Konsep Keselamatan Dalam Hinduanisme

        Jika filsafat India berusaha menjelaskan eksistensi dan hakikat kenyataan terakhir, maka Hinduanisme berusaha menemukan jalan bagi manusia yang kurang sempurna untuk bersatu dengan kenyataan terakhir . hinduanisme mengikuti jalan spiritual guna mencapai keselamatan. Hinduanisme adalah religi yang diresepsi oleh pengalaman-pengalaman mistis yang mendalam. Orang hindu tidak berhenti dalam mencari kebenaran, tapi berusaha merealisasikannya dalam pengalamannya sendiri.

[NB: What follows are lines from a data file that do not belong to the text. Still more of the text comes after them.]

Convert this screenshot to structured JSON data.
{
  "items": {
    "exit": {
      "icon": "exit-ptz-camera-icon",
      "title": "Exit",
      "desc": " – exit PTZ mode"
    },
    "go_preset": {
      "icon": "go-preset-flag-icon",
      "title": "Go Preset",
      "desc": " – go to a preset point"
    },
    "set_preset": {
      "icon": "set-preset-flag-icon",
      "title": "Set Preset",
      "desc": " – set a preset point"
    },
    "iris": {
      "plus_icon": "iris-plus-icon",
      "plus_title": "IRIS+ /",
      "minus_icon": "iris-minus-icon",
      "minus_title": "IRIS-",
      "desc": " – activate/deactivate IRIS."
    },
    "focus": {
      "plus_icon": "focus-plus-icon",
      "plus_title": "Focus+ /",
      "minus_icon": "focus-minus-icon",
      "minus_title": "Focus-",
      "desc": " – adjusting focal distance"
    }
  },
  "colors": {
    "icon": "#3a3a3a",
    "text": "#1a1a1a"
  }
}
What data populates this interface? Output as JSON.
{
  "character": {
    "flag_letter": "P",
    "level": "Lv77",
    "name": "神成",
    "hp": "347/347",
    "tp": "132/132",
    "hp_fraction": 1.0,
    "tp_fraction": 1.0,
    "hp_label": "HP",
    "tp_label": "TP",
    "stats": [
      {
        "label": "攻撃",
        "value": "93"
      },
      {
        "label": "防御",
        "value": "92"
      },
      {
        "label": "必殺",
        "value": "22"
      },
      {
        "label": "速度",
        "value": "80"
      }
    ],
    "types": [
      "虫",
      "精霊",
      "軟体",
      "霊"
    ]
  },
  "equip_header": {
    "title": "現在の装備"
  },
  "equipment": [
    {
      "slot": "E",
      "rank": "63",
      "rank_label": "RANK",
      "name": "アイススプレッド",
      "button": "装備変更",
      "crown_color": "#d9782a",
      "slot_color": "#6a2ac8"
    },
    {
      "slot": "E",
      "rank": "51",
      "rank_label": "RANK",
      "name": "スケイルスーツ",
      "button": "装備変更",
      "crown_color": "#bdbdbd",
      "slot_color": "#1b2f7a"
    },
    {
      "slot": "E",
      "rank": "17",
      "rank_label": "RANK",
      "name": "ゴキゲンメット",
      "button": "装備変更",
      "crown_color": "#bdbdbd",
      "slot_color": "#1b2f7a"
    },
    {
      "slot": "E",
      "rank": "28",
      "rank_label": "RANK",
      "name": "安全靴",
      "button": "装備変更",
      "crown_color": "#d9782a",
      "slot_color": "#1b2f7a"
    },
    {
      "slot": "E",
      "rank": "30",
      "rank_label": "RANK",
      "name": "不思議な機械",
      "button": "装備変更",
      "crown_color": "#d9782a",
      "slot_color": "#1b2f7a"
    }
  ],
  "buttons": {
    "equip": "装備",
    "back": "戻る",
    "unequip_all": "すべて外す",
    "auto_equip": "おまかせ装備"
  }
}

        Pembebasan (moksa atau mukti) dalam Hinduanisme adalah pembebasan dari kondisi manusiawi, yaitu pembabasan dari perbuatan (karma) dalam segala bentuk perbuatan baik maupun buruk. Dengan pembabasan itu manusia sampai pada suatu keadaan yang mengatasi ruang dan waktu, di mana segalanya nampak menyatu.
        Kitab suci Hindu mengajarkan terikatnya manusia pada eksistensi fenomental sebagai berikut : kelahiran kembali (samsara) adalah konsekuensi dari perbuatan (karma). Perbutan ini muncul dari keinginan-keinginan (karma). Keinginan disebabkan oleh egoism (ahamkara). Jadi, manusia menjadi permainan keinginan-keinginan dan egoisme dari ketidaktahuan (avidya) akan hakikat sebebarnya dari realitas. Keselamatan harus di capai dengan meningkirkan segala hambatan tersebut.
        Dalam Upanishad, pembebasan bersifat nondualistik, berate tengelam dalam Brahman, prinsip tertinggi, seperti sungai masuk kedalam lautan. Dengan demikian manusia bebas dari kehidupan fenomenal dan beralih pada berada yang tidak terbatas, yakni bersatu dengan Brahman. Samkhya dan Yoga membatasi pembebasan sebagai kaivalyan, berarti pembebasan jiwa individual kedalam esensinya yang abadi. Hinduanisme mengajarkan tiga jalan pembebasan, yakni karma-marga, jnana dan bhakti. Berikut diuraikan secara singkat.
a.     Karma-marga; artinya askese, ketaatan kepada aturan-aturan agama. Askese Brahmanik pada mulanya terdiri dari kurban-kurban dan upacara. Pelaksana kurban menghubungkan kekutan-kekuatan surgawi dengan persembahan atau konstrasi mental. Sesudah mandi secara ritual imam melakukan pantang, bersemedi dalam kegelapan di antara api-api suci, dan bekomunikasi dengan dewa-dewa. Tapas (askese batin) bertujuan untuk mencapai kesatuan dengan alam dewa-dewa.
Bhagavidgita mengajarkan bahwa tindakan itu sendiri tidak membelengu manusia, tapi kelekatan kepada tindakan dan hasil perbuatan itulah yang membelenggunya. Bila suatu tindakan dilakukan tanpa rasa lekat sama sekali, maka tindakan itu tidak mengikat orang pada dunia. Tindakan yang benar akan membawa orang kepada ketidaklekatan (detachment). Dan rasa tidak lekat membawa orang pada tahap spirilualitas yang lebih tinggi, dan demikian menuju pembebasan
b.  Jnana, artinya mistisisme pengetahuan. Misalnya, dalam Yogasutra dari Patanjali, kebangkitan pada Allah bersama dengan disiplin badaniah dan ucapan-ucapan doa dianggap sebagai langkah efektif menuju pembebasan terakhir, yakni pemisah sempurna dari manusia individual dari semua yang bukan merupak dirinya sejati.
Mistisme advaita mengajurkan metode mistik lain: pengetahuan transcendental tentang diri batiniah manusia (atman). Pengetahuan diri adalah visi diri sendiri, suatu kesadaran akan idensitas dengan Brahman dalam pengertian intusi mistik. Kesadaran ini tidak dapat diproduksi, tak dapat dipikirkan, karena bukan suatu kerja.
c.    Bhakti; merupakan mistisisme cinta kasih. Bhakti adalah cinta anugrah  Tuhan pada seorang religious dalam penyerahan diri secara keseluruhan. Ini tercetus dalam kebaktian penuh cinta kepada seorang guru dimana Allah hadir dan kepada Allah sendiri. Ini mencakup partisipasi efektif dari orang yang berbakti kepada yang Ilahi.